The impact of plastic on the ocean is heart breaking. A 2017 report by the
United Nations revealed that about 8 million tons of plastic enters the sea every year and at that rate plastics would outweigh fish in the ocean by 2050. Plastic threats to marine life drew greater attention the same year when British naturalist Sir David Attenborough described distressing moments of an albatross feeding its chick plastic instead of fish.
The good news? An increasing number of mainstream companies are now trying to rectify past damage and drafting changes in their business models to protect the ocean and eliminate virgin plastic. Big brands with the help of designers are giving used plastics a second life by sorting, grinding and spinning the hardened synthetic - intercepted at beaches and coastal communities into fibre and yarn - for its reincarnation as shoes, clothes, bags and chairs.
Mumbai's filth-laden beaches have become the epicentre of this movement with brands like Adidas and Pepsi joining forces with Afroz Shah - advocate-turned-beach crusader steering the world's largest beach cleanups every weekend - to dredge out plastic waste washed ashore and sending truckloads of baled bottles into recycling plants.
Since 2015, when sportswear brand Adidas partnered with Parley For The Oceans (a global marine conservation network), 14 million tonnes of plastic bottle trash collected from Versova's beach every weekend have traveled all the way to a polyester manufacturing plant in
Nashik to be upcycled into yarn for sportswear. They have also sought the help of Versova's fishing village and activated two fishermen boats to trawl for trash in the mangroves that tend to trap marine litter and retain floating plastics more than bare beaches.
More recently, in a massive beach clean-up drive across nine beaches and four rivers in Mumbai, PepsiCo India in partnership with GEM Enviro, a plastic recycling company that collects over 3000 PET bottles and over 1,000 other kinds of plastic in a month, deployed special collection trucks starting with Mahim beach and Mithi river to ship the ocean plastic to be segregated, cleaned and converted into t-shirts, waste bins, chairs and even traffic cones.
TOI travelled to Dindori in Nashik, the grape farming belt of
Maharashtra for a closer look at the polyester recycling plant using a patented chemical reprocessing technology to convert 2 million plastic pet bottles into wearable material every day.
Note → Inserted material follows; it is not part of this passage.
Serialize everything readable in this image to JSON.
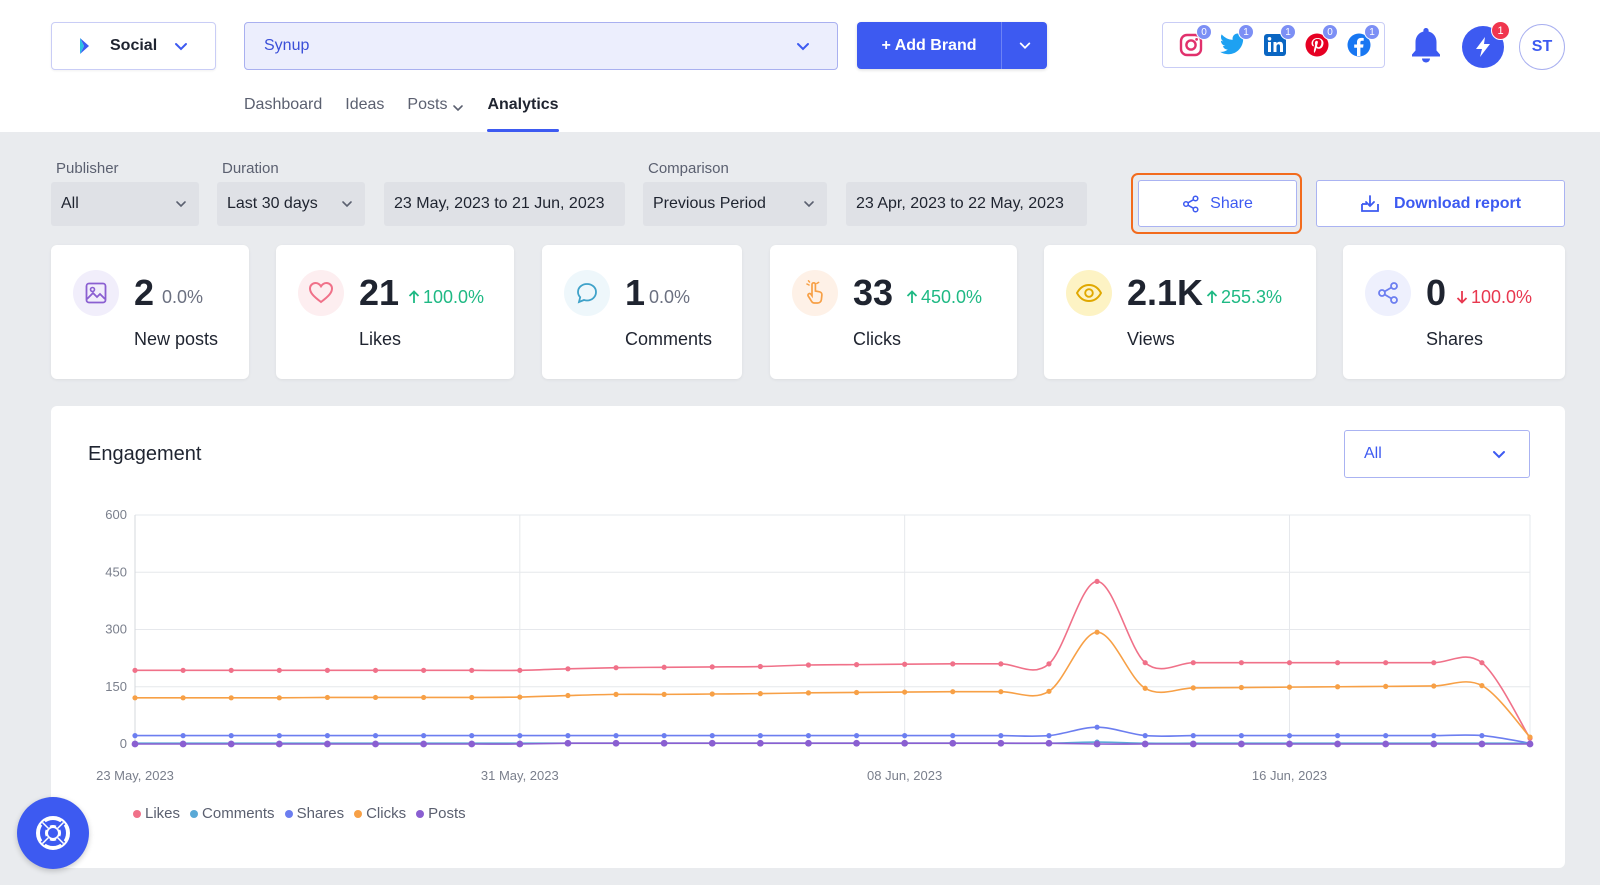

Moisture can be a bad thing for recycling process so the baled bottles collected from beaches are first taken to a facility in Vapi where they are shredded into flakes to get rid of those drops before being shipped to Dindori. It is here that the flakes are bathed in water and chemicals to remove "impurities" - caps, adhesive, labels, ink, colour and metals; melted into pellets and extruded into threads.
This reclaimed marine plastic yarn is then transported to Adidas's manufacturing bases around the world where they are crafted into those familiar trainers that reuse an average of 11 plastic bottles per pair while the green wave pattern across the uppers is made from illegal deep-sea fishing gill nets.
"At present we recycle 2 million bottles of one litre weightage a day. In two years we plan to start recycling 8 to 10 million bottles a day, which converts to a 100 metric tonnes of yarn daily," explained Makarand Kulkarni, CEO, Polygenta that has also tied up with hotels, malls, and NGOs to scale up the upcycling process.
Given the landfill space that plastic bottles usually occupy and 700 years that it takes to decompose, replacing virgin plastic with recycled marine plastic debris is also improving environmental footprint with "86 percent less use of water and carbon-di-oxide generation halved," he adds.
Afroz Shah who managed to clear 25 million kilos of garbage from the beaches at Versova, Danapani and Mithi River in the past two years, is also educating local businesses and residents around the "human-ocean conflict zones" to embrace circular economy. "It's important for multinationals to look beyond plastic bottles and collaborate with local communities to upcycle other categories of plastic waste too," stresses Shah who is working with local youth in Sagar Kutir Wadi, Siddharthnagar, Filter Pada and Chuna Pada on how to reuse discarded milk pouches and polythene bags that neither ragpickers nor big brands pick up.